Submitted on Thu, 2014-03-20
By SMART Health Claims

Money earmarked by Congress for community health prevention programs diverted from the Prevention & Public Health Fund

prevention and public health fund funding

Budget transparency requests from Congress placed a spotlight on how the federal budget was allocated last year, and the news for local health departments isn't pretty. More than $450 million previously committed to local health programs through the Prevention and Public Health Fund was diverted to help with the implementation of the Affordable Care Act.

While the money was used for important programs including the construction of Healthcare.gov, it’s another blow to local health departments that have seen their share of budget woes over the past few years, making it harder to keep staff and to continue providing essential health services to the communities they serve.

Luckily for local health departments, the Prevention and Public Health Fund is said to be completely free from meddling in 2014. Agreements made during budgeting planning sessions in the Senate made the fund off limits this year. Both parties in Congress wanted to ensure that all funding got through to the departments, and not used as a “slush” fund for the Affordable Care Act to dip into.

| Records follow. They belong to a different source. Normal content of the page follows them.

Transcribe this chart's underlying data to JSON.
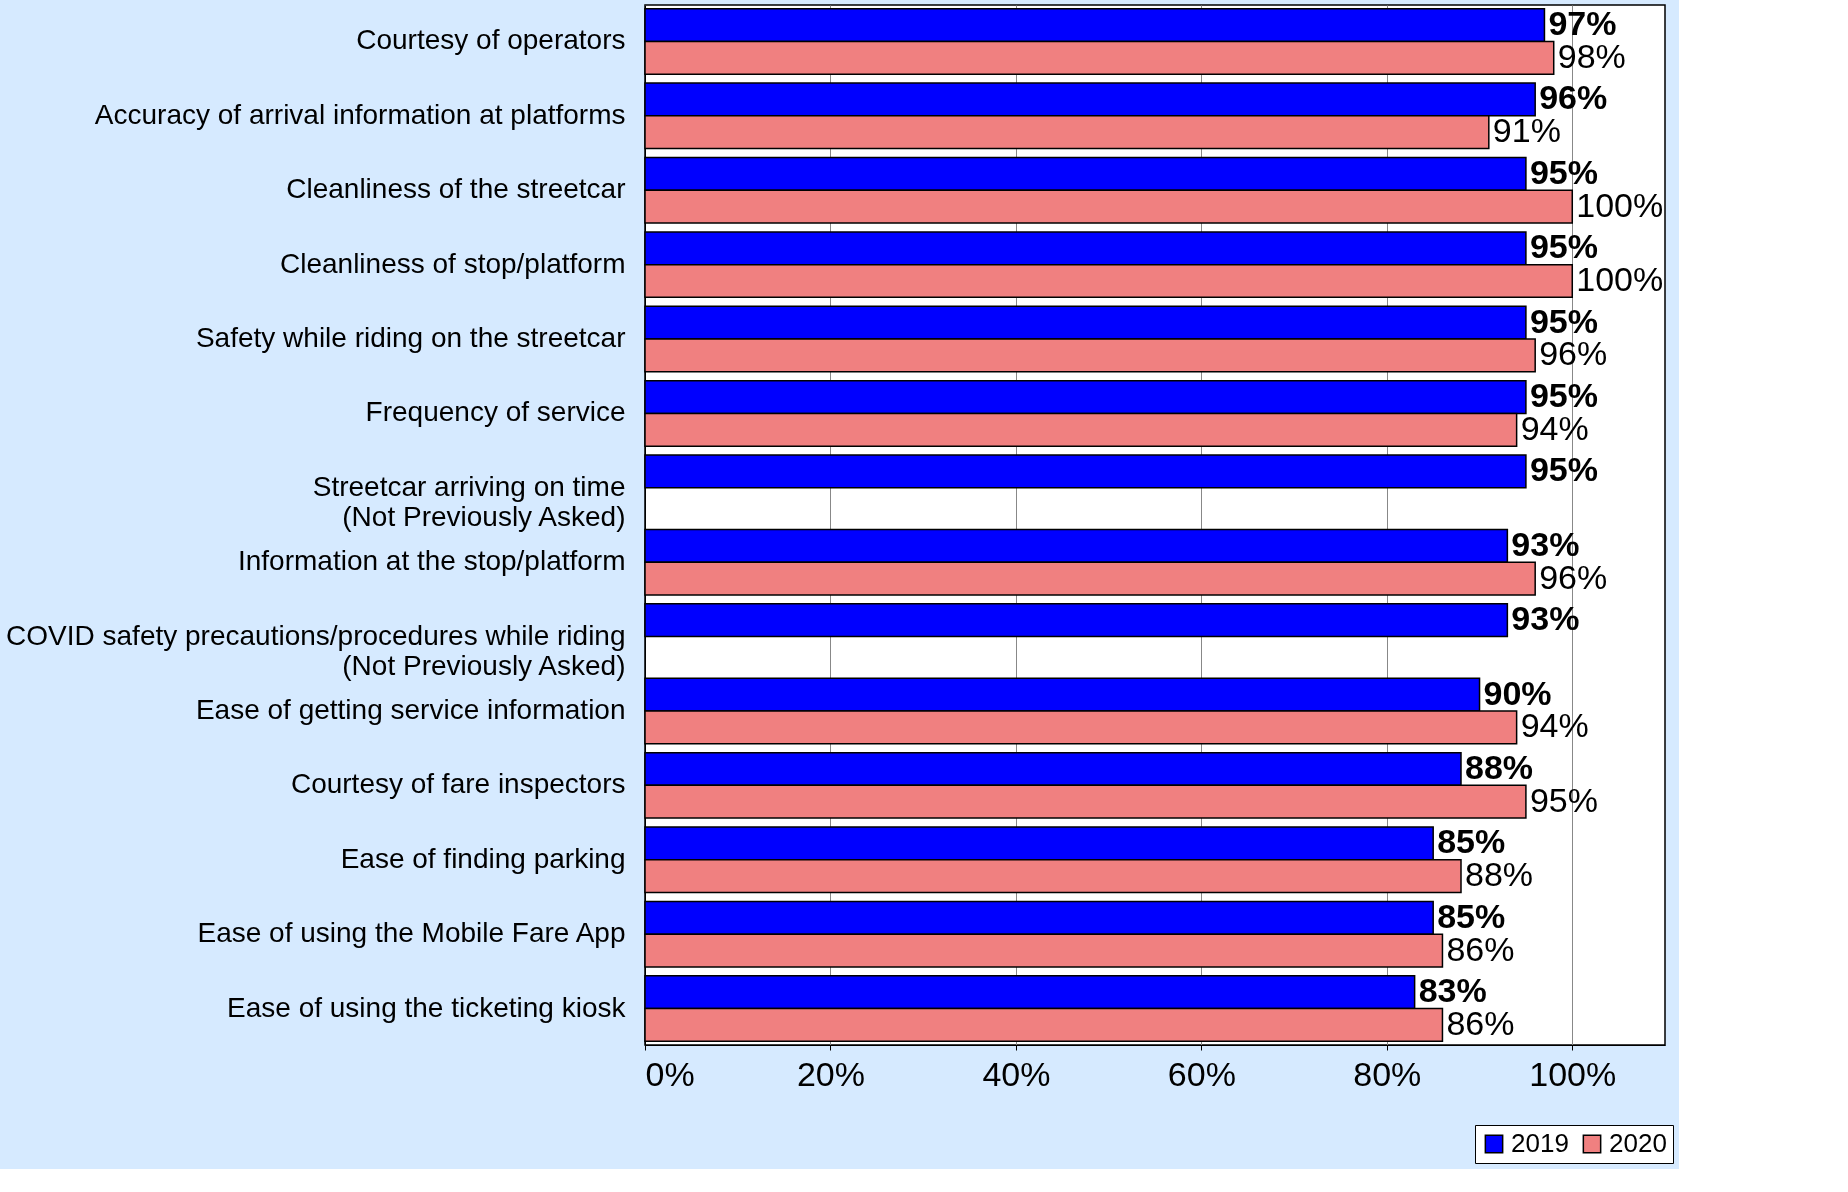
{
  "chart_data": {
    "type": "bar",
    "orientation": "horizontal",
    "categories": [
      "Courtesy of operators",
      "Accuracy of arrival information at platforms",
      "Cleanliness of the streetcar",
      "Cleanliness of stop/platform",
      "Safety while riding on the streetcar",
      "Frequency of service",
      "Streetcar arriving on time\n(Not Previously Asked)",
      "Information at the stop/platform",
      "COVID safety precautions/procedures while riding\n(Not Previously Asked)",
      "Ease of getting service information",
      "Courtesy of fare inspectors",
      "Ease of finding parking",
      "Ease of using the Mobile Fare App",
      "Ease of using the ticketing kiosk"
    ],
    "series": [
      {
        "name": "2019",
        "color": "#0000ff",
        "values": [
          97,
          96,
          95,
          95,
          95,
          95,
          95,
          93,
          93,
          90,
          88,
          85,
          85,
          83
        ],
        "value_labels": [
          "97%",
          "96%",
          "95%",
          "95%",
          "95%",
          "95%",
          "95%",
          "93%",
          "93%",
          "90%",
          "88%",
          "85%",
          "85%",
          "83%"
        ]
      },
      {
        "name": "2020",
        "color": "#f08080",
        "values": [
          98,
          91,
          100,
          100,
          96,
          94,
          null,
          96,
          null,
          94,
          95,
          88,
          86,
          86
        ],
        "value_labels": [
          "98%",
          "91%",
          "100%",
          "100%",
          "96%",
          "94%",
          null,
          "96%",
          null,
          "94%",
          "95%",
          "88%",
          "86%",
          "86%"
        ]
      }
    ],
    "xlim": [
      0,
      110
    ],
    "xticks": [
      {
        "value": 0,
        "label": "0%"
      },
      {
        "value": 20,
        "label": "20%"
      },
      {
        "value": 40,
        "label": "40%"
      },
      {
        "value": 60,
        "label": "60%"
      },
      {
        "value": 80,
        "label": "80%"
      },
      {
        "value": 100,
        "label": "100%"
      }
    ],
    "grid": "x",
    "legend": "bottom right"
  }
}
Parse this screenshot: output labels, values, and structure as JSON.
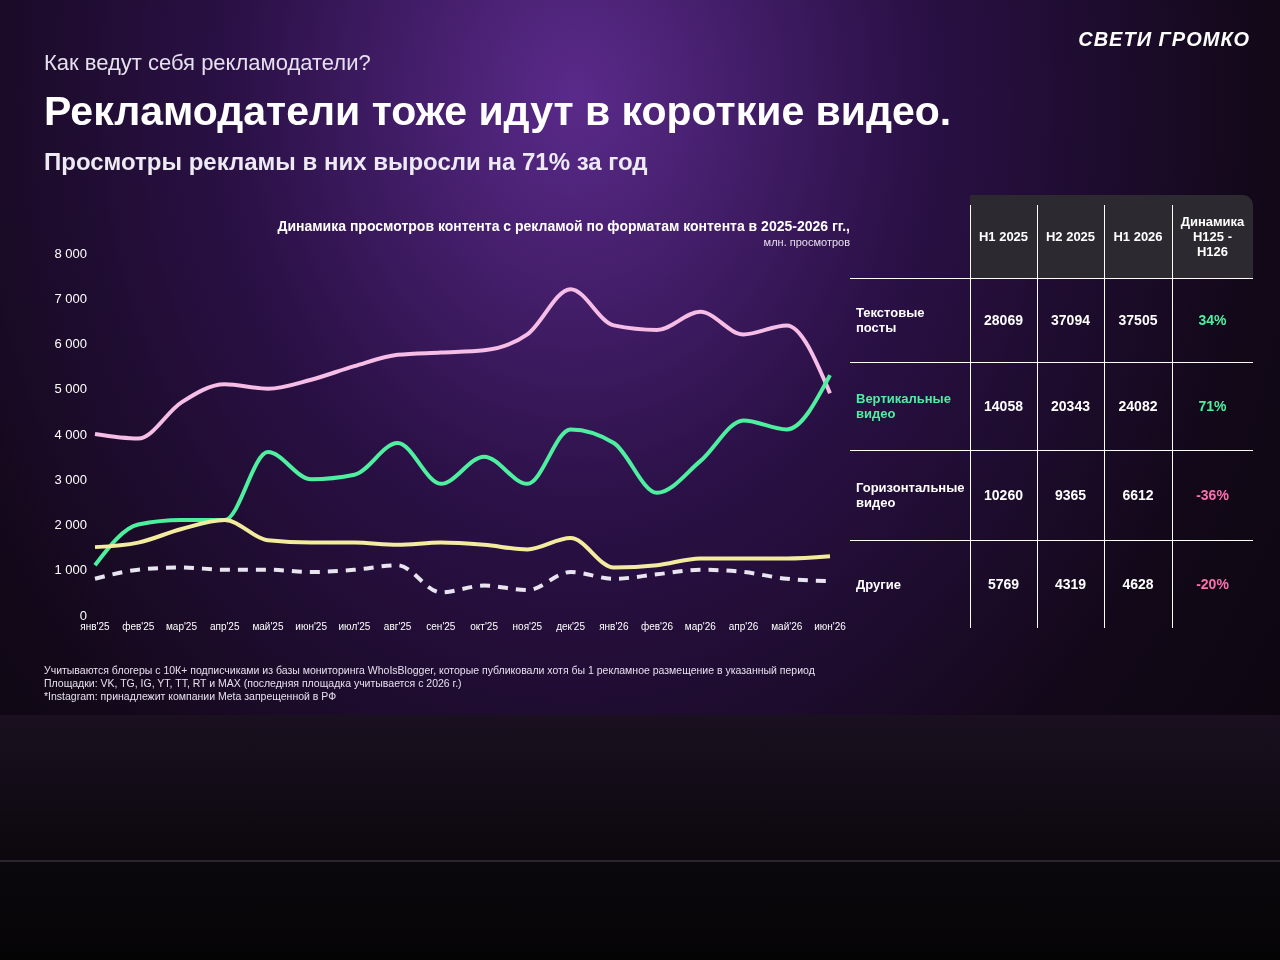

The Prevention and Public Health Fund’s main sponsor, Senator Tom Harkin from Iowa, is very clear that this won’t be happening again (at least in 2014):

“If there’s any doubt in anyone’s mind that the fund is alive and well and fulfilling the purpose for which it was originally intended, consider this — the American Public Health Association has praised this omnibus bill specifically for allocating the prevention fund and they said — and I quote — 'We are also pleased that the bill fully allocates available funds from the Prevention and Public Health Fund for the first time'.”

Optimistically, this stabilization of funding should hold true for the next few years. The government will begin collecting fees from the new insurance plans to work towards the Affordable Care Act becoming self-sufficient.

Pessimistically, it’s unclear how these grant funds will be allocated to support community health prevention programs beyond 2014. The status quo in the United States today, where 70% of deaths are from preventable disease, treating those diseases makes up 75% of all healthcare costs, and only 3% goes towards prevention, could remain the same.

It’s more important than ever for local health departments to learn how to develop self-sustaining revenue. Being able to supplement funding with your own revenue will help keep your clinic a success in your community. Being able to maintain or add staff and provide great health services to the community are too important to be solely controlled by the whims of politicians.